U.S. Bankruptcy Judge Steven Rhodes ordered a week-long break in Detroit’s bankruptcy trial on Sept. 16, giving the last major objector to the city’s restructuring plan time to rework its case.

The hearing will be adjourned from Friday and reconvene on Monday, Sept. 29. It was also placed on hiatus last week for three days while the city applied the finishing touches to a settlement with another holdout creditor, Syncora Guarantee Inc.

Syncora formally withdrew its objections to the plan in light of the settlement, leaving Financial Guaranty Insurance Co (FGIC), which has $1.1 billion on the line, to lead the fight against the plan and the questioning of witnesses. The insurer said it needed time to organize its case.

The hearing to determine if the plan is fair and feasible began on Sept. 2 and was expected to stretch through the middle of October.

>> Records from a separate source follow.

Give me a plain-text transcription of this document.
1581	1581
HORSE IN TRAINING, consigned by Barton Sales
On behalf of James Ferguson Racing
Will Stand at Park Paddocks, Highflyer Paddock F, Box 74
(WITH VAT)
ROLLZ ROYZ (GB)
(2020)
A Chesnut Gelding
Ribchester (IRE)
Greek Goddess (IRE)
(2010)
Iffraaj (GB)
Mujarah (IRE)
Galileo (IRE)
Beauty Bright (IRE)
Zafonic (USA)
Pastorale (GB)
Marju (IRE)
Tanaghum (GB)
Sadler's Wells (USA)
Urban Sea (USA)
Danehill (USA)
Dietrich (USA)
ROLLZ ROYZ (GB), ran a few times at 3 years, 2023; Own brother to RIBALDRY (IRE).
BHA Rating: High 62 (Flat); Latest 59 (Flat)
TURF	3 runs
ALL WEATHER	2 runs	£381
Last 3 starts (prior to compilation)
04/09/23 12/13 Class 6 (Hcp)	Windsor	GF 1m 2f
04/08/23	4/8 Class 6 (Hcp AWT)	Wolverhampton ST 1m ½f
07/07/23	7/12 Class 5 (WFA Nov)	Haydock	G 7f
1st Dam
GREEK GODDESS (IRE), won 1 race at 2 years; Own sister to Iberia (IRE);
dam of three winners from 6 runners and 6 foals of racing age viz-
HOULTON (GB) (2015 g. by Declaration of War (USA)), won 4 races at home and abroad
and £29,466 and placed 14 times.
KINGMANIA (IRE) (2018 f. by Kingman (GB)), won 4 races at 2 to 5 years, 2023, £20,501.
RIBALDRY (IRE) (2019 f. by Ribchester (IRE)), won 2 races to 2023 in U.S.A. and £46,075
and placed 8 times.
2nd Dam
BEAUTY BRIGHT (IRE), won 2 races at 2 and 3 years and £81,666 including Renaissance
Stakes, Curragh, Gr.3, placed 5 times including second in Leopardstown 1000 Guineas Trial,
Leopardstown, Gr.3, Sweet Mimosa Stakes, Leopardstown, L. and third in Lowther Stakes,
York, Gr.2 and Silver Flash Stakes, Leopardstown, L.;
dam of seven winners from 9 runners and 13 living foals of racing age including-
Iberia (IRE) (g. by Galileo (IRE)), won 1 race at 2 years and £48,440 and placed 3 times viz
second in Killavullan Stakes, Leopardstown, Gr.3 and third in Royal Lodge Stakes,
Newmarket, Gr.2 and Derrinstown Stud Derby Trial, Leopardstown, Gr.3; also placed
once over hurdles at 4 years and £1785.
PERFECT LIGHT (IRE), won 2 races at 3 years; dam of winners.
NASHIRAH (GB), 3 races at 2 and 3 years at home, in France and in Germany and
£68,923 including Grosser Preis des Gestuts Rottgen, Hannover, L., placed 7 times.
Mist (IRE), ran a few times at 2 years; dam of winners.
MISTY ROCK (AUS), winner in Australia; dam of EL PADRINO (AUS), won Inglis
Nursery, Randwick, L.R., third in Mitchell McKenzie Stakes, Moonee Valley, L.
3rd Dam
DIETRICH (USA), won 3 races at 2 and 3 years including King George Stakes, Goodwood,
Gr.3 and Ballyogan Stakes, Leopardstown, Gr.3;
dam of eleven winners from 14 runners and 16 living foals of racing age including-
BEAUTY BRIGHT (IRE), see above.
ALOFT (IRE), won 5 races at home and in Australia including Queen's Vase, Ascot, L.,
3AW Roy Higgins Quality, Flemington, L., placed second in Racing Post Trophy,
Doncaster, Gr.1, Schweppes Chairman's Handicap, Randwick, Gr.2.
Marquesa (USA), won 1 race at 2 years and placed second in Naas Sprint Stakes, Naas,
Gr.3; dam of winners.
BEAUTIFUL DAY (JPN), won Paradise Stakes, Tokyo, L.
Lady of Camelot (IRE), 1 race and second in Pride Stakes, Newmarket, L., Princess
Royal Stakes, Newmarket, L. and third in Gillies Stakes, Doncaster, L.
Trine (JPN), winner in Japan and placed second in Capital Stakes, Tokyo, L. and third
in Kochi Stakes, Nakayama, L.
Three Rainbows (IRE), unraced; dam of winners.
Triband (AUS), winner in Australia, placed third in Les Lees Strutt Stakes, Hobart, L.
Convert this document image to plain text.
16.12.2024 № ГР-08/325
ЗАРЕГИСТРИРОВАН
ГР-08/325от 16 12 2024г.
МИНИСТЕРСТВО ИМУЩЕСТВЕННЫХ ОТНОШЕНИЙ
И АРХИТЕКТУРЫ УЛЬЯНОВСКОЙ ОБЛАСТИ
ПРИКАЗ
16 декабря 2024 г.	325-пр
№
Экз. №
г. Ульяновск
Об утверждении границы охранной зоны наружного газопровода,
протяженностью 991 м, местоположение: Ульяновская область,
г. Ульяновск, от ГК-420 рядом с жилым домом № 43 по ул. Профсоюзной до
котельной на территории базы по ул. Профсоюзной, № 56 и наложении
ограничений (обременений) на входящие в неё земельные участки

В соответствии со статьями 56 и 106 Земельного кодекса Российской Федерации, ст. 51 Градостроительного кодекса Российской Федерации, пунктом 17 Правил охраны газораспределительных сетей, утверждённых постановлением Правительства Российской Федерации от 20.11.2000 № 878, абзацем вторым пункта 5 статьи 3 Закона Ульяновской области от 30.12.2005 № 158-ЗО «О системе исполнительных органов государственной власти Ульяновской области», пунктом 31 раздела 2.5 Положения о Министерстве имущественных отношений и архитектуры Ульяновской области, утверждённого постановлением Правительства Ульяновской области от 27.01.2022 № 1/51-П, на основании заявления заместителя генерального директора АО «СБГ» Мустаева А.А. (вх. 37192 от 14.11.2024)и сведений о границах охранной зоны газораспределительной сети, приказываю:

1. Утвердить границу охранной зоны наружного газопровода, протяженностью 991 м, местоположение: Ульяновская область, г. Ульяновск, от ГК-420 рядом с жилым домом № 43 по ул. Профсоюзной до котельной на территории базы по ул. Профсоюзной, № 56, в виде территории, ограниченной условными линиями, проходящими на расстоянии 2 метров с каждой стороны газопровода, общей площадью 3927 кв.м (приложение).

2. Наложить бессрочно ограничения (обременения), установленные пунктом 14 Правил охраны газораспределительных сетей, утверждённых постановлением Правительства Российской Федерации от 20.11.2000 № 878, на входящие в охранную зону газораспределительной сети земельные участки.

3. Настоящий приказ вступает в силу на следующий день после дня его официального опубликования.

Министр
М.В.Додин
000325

Even with the recess, the judicial process of the largest municipal bankruptcy filing in U.S. history will keep progressing.

Rhodes will hold an evidentiary hearing on Monday on the city’s policy of shutting off water to delinquent bill payers, a program that had stoked protests across the city. After a month-long moratorium on the shutoffs ended, civil rights attorneys filed a class action seeking to halt Detroit’s attempt at reducing a $90 million backlog of unpaid bills and asked Rhodes to issue a temporary restraining order.

Meanwhile, FGIC and other, mostly smaller, objecting creditors must file any objections to the latest version of the plan within the week-long break. They also must complete and post expert reports, and conduct any needed discovery and depositions.

The latest version of Detroit’s plan to restructure its $18 billion in debt and other obligations, released on Tuesday, offers FGIC some of the same terms of the Syncora settlement, which would garner it a 13.9 percent recovery.

FGIC, though, is pushing to monetize or sell the collection of the Detroit Institute of Arts to reap a richer recovery. But if Rhodes approves the plan as it currently stands he could impose its terms on FGIC in what is known as a “cramdown.”